Exhibit 3.21
SECOND AMENDMENT
TO
AGREEMENT OF LIMITED PARTNERSHIP
OF
CHENIERE CREOLE TRAIL PIPELINE, L.P.
This Second Amendment (this Amendment) to Agreement of Limited Partnership of Cheniere Creole Trail Pipeline, L.P., a Delaware limited partnership (the Partnership), dated May 28, 2013, is adopted, executed and agreed to, for good and valuable consideration, by the Partners. (All capitalized terms used but not defined herein shall have the meanings therefore set forth in the Original Agreement (as defined below).)
RECITALS
WHEREAS, the Partners entered into that certain Agreement of Limited Partnership of the Partnership in March 2006, as amended by the First Amendment to the Agreement of Limited Partnership of the Partnership, dated April 1, 2008 (collectively, the Original Agreement); and
WHEREAS, the Partners hereby desire to amend the Original Agreement to clarify language regarding the certification of Interests;
NOW, THEREFORE, in consideration of the premises, and the terms, covenants and conditions set forth herein, it is hereby agreed as follows:
AGREEMENTS
1. Amendments. The Original Agreement is hereby amended as follows:
a. The first sentence of Section 3.9(a) of the Original Agreement is hereby amended and restated in its entirety to read as follows:
Upon the issuance of Interests in the Partnership to any Person in accordance with the provisions of this Agreement or to evidence ownership of a general partner interest or limited partner interest in the Partnership, the Partnership shall issue one or more certificates in the name of such Person substantially in the form of Exhibit D-1, in the case of a Limited Partner, and Exhibit D-2, in the case of the General Partner (each, an Interest Certificate), which evidences the ownership of the Interests in the Partnership of such Person.
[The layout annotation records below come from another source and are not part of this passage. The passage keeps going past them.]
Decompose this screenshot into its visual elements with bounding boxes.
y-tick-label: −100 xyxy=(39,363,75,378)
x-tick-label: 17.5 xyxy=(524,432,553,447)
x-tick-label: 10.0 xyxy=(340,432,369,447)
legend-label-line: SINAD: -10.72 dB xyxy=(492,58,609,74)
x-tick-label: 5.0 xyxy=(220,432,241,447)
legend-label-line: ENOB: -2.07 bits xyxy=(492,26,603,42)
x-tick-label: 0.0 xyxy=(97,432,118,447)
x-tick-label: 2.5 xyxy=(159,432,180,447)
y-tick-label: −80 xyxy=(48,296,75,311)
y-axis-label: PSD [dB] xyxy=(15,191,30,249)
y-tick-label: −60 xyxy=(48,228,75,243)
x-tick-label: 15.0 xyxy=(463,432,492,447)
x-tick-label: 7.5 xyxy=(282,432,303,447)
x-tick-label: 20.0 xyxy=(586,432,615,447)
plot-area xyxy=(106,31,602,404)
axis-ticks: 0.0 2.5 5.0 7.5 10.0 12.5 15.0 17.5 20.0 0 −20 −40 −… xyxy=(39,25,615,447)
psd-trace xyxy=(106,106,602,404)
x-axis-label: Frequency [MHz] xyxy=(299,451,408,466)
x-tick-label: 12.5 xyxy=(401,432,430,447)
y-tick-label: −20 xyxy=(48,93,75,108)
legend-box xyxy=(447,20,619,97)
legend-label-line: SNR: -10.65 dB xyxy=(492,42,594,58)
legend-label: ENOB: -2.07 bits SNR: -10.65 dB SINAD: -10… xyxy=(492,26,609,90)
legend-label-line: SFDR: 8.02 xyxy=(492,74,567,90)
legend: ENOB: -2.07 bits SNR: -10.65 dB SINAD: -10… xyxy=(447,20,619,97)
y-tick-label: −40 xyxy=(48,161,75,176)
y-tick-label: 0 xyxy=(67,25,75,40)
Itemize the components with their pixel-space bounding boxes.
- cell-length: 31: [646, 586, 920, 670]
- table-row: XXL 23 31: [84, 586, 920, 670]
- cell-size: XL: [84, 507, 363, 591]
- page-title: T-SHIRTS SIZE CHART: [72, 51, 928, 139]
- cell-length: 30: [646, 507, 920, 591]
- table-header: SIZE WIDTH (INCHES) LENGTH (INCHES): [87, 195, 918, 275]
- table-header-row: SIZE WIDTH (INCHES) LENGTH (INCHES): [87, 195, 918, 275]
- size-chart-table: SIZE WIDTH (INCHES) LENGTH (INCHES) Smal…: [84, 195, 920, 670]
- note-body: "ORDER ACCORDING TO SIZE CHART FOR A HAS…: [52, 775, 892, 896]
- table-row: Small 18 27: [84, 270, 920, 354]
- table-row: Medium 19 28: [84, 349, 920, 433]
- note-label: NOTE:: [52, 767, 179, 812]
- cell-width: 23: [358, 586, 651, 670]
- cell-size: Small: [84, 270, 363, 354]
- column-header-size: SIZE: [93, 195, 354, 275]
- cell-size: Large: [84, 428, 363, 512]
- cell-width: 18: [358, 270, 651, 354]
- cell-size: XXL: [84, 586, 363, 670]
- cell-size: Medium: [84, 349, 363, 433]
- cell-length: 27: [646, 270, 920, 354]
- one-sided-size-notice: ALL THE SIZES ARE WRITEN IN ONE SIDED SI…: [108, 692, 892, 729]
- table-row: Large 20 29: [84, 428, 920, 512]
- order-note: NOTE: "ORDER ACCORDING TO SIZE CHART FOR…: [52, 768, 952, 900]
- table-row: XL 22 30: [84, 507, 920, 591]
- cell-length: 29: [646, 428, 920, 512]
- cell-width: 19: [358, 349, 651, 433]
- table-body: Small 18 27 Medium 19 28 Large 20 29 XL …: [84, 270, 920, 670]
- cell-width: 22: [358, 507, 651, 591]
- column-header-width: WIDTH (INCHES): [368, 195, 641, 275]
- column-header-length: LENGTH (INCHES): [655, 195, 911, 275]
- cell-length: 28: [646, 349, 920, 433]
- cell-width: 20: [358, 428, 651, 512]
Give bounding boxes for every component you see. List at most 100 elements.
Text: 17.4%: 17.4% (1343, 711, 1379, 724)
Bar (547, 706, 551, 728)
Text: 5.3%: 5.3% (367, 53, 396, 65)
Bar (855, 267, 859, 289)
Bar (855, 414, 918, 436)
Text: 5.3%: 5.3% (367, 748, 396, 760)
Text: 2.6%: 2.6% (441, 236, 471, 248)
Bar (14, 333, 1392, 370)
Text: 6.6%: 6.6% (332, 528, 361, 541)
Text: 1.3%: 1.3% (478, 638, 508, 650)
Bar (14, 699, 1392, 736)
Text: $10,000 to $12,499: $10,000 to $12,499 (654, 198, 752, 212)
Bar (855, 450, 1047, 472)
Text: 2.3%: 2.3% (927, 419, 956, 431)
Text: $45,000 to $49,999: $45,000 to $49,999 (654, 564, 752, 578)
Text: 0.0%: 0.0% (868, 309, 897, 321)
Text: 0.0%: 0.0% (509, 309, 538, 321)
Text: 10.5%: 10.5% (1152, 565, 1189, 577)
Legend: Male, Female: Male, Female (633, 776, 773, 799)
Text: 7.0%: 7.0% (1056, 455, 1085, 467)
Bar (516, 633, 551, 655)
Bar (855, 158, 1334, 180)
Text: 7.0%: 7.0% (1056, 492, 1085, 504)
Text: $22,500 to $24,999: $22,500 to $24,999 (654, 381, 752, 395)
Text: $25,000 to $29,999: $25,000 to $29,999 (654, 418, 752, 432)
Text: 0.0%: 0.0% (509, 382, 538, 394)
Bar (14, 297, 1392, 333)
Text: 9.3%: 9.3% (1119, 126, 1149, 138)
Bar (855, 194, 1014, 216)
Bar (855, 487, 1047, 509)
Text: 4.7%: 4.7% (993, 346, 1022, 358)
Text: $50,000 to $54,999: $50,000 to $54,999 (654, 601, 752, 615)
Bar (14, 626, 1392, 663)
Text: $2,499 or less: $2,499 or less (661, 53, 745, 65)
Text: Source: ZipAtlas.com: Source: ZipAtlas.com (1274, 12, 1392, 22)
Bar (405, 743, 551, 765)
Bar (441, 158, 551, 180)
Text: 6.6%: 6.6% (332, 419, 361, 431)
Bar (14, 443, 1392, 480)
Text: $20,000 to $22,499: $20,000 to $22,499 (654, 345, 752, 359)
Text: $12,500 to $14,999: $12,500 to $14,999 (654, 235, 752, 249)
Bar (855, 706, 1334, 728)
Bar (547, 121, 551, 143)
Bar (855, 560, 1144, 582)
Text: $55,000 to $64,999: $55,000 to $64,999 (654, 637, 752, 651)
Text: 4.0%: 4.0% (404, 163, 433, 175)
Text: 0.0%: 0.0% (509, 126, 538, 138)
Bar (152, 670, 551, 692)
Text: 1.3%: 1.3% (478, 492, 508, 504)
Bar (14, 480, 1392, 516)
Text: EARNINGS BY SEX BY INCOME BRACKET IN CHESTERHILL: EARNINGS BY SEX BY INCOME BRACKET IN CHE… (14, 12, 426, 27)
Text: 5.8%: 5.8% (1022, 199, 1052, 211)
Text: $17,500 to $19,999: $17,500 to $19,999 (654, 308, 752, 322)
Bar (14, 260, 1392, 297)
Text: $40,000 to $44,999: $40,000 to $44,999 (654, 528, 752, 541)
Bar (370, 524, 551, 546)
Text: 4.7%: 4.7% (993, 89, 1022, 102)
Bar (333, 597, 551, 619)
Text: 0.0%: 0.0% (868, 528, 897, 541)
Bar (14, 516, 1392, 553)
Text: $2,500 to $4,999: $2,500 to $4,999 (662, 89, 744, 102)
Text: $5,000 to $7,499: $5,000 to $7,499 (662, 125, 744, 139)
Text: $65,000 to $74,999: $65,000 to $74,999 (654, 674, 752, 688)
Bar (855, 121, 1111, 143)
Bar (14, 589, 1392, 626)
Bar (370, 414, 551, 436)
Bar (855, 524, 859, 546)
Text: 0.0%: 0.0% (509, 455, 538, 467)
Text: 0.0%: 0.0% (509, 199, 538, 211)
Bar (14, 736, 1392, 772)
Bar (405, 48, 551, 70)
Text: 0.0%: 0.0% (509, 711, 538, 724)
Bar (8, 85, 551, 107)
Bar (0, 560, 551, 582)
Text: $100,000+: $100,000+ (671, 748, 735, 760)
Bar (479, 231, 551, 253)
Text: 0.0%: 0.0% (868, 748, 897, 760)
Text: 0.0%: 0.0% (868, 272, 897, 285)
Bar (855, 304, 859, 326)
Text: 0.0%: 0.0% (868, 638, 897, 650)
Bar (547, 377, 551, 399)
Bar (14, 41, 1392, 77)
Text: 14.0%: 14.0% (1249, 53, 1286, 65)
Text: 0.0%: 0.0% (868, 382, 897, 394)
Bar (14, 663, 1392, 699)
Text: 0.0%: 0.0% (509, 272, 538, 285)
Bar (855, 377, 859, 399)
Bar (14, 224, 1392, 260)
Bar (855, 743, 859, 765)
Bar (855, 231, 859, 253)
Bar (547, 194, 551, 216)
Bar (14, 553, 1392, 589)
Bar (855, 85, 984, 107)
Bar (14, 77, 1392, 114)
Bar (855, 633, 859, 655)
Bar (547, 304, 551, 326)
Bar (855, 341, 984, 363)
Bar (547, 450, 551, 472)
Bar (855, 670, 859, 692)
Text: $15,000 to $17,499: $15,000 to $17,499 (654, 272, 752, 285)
b. Section 3.9(c) of the Original Agreement is hereby amended by adding the following parenthetical after the phrase opinion of counsel appearing therein: (IF REQUESTED BY THE PARTNERSHIP).
c. Section 3.9(d) of the Original Agreement is hereby deleted in its entirety.
2. Consent to Assignment. Notwithstanding any other provision of this Agreement, each party hereto hereby consents to the assignment, grant, pledge, conveyance and transfer by the other party hereto, for the benefit of any lender, agent or other secured party under any financing arrangement to which the Partnership is a party, of a lien, security interest or other encumbrance on and continuing security interest in all of such other partys estate, title and interest in its Interest and the exercise by each such secured party of its rights and remedies in connection therewith, including, without limitation, the right to exercise the voting and consensual rights and other powers with respect to such Interest and the right to foreclose upon, or exercise a power of sale with respect to, such Interest and to cause such secured party or any third party designee or purchaser of such Interest to become an additional or substitute partner in the Partnership.
3. Continued Effectiveness of Original Agreement. Except as specifically amended by this Amendment, the Original Agreement shall continue in full force and effect in accordance with the provisions thereof as in existence on the date hereof and is hereby ratified and confirmed in all respects.
4. Counterparts. This Amendment may be executed simultaneously in two or more counterparts, each of which shall be deemed an original and all of which together shall constitute but one and the same instrument. Delivery of a copy of this Amendment bearing an original signature by facsimile transmission or by electronic mail in portable document format form shall have the same effect as physical delivery of the paper document bearing the original signature.
[SIGNATURE PAGE FOLLOWS]
2
IN WITNESS WHEREOF, the Partners have executed this Amendment effective as of the date set forth above.
GENERAL PARTNER: | Cheniere Pipeline GP Interests, LLC | |||||
By: |
/s/ R. Keith Teague | |||||
Name: |
R. Keith Teague | |||||
Title: |
President |
LIMITED PARTNER: | Grand Cheniere Pipeline, LLC | |||||
By: |
/s/ Meg A. Gentle | |||||
Name: |
Meg A. Gentle | |||||
Title: |
Chief Financial Officer |
[Signature Page to Second Amendment to Cheniere Creole Trail Pipeline, L.P.